Osteosarkom (Knochenkrebs) bei Hunden

Osteosarkom (Knochenkrebs) bei Hunden

Das Osteosarkom ist eine bösartige Neoplasie oder Krebserkrankung, die von Knochenzellen ausgeht. Es ist der häufigste bösartige Tumor des Skelettsystems. Obwohl jede Hunderasse ein Osteosarkom entwickeln kann, sind große und riesige Rassen häufiger betroffen. Große Rassen entwickeln typischerweise Tumore am appendikulären Skelett (Beine), während kleinere Rassen eher Osteosarkome am axialen Skelett (Wirbelsäule, Becken, Schädel oder Rippen) entwickeln.

Knochenzellen, wie z. B. Osteoblasten und Osteoklasten, sind für den kontinuierlichen Umbau des Knochens verantwortlich. Der Körper hält diese Zellen hoch organisiert und kontrolliert. Wenn sie aus dem Ruder laufen, sind sie für die zerstörerische und äußerst aggressive Natur des Osteosarkoms bei Hunden verantwortlich.

Erstens ist das Osteosarkom lokal invasiv. Der Krebs beginnt in der Mitte des Knochens, im Knochenmark, wo die primitiven Knochenvorläuferzellen leben. Der Tumor weist zahlreiche Anomalien auf molekularer Ebene auf, die das normale Zellverhalten stören und zu unkontrolliertem Wachstum und Verhalten führen. Anstatt beim Knochenumbau ein hohes Maß an Ordnung aufrechtzuerhalten, zerstören die abnormen Zellen einige Bereiche des Knochens, während sie in anderen Bereichen abnorme Mengen an Knochen produzieren.

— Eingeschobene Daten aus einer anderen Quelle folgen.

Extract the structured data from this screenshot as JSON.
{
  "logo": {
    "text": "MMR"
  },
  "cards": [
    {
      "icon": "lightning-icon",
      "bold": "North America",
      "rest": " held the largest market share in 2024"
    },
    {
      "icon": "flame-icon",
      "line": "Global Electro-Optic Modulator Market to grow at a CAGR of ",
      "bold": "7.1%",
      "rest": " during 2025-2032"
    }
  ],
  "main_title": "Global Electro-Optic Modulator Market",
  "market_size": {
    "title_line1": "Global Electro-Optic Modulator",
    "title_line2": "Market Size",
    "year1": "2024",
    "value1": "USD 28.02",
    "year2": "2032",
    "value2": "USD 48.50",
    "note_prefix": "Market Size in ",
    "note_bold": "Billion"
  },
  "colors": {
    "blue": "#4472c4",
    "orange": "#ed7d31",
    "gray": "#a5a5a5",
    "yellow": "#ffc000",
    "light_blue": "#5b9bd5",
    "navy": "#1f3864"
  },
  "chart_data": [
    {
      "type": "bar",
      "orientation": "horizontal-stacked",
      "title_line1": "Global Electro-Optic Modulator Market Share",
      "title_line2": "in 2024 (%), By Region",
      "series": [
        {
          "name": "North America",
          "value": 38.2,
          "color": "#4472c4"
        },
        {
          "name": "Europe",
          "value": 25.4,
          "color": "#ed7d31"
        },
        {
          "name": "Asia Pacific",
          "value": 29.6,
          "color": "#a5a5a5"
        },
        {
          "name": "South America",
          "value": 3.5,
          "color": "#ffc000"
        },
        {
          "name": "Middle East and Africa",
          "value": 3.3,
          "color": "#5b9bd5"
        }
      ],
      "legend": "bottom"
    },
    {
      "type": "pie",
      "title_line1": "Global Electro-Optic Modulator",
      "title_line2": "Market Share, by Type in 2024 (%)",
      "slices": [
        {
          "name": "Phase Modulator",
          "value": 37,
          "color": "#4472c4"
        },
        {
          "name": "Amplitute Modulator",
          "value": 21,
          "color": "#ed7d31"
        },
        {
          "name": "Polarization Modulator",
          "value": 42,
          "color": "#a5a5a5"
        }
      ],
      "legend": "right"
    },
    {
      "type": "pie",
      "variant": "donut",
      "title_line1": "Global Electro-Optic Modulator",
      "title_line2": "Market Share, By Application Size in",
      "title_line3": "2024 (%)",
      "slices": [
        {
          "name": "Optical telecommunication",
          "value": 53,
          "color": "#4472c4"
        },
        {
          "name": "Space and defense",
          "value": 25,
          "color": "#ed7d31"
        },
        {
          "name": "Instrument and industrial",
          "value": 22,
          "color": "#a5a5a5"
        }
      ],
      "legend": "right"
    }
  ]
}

Das Osteosarkom ist auch in der Ferne aggressiv, da es sich in den meisten Fällen zum Zeitpunkt der Diagnose bereits auf andere Bereiche außerhalb der Knochenhöhle, in der Regel die Lunge, ausgebreitet hat.

Die Entstehung des Osteosarkoms bei Hunden ist kompliziert, aber es wird angenommen, dass es eine genetische Komponente hat. Bei einigen Rassen, wie z. B. Rottweilern, kann das Risiko eines Osteosarkoms mit einer frühzeitigen Kastration sinken; der Grund dafür ist unbekannt.

Das Osteosarkom wird am häufigsten bei Hunden im Alter zwischen 6 und 8 Jahren diagnostiziert. Tierärzte haben jedoch auch schon bei Hunden im Alter von sechs Monaten ein Osteosarkom diagnostiziert.

Symptome des Osteosarkoms bei Hunden

Da das Osteosarkom bei Hunden am häufigsten die Gliedmaßen befällt, zeigen die meisten Hunde Anzeichen von Lahmheit. Weitere Untersuchungsergebnisse sind:

Weichteilschwellung der Gliedmaßen

Asymmetrie der Gliedmaßen – eine Gliedmaße ist größer oder sieht im Vergleich dazu abnormal aus

Schmerzhaftigkeit, typischerweise der Gliedmaßen bei Berührung oder beim Gehen

Tachykardie (erhöhter Herzschlag)

Ursachen des Osteosarkoms bei Hunden

Die Genetik spielt bei der Entstehung von Osteosarkomen eine große Rolle, insbesondere bei großen und riesigen Rassen. Forscher haben einige genetische Risikofaktoren bei Rassen wie:

Auch ohne genetische Veranlagung kann sich ein Osteosarkom an früheren Traumastellen im Knochen entwickeln, wie z. B.:

Stellen einer Strahlentherapie

Zuvor verheilte Frakturen

Chronische Osteomyelitis (Knocheninfektion)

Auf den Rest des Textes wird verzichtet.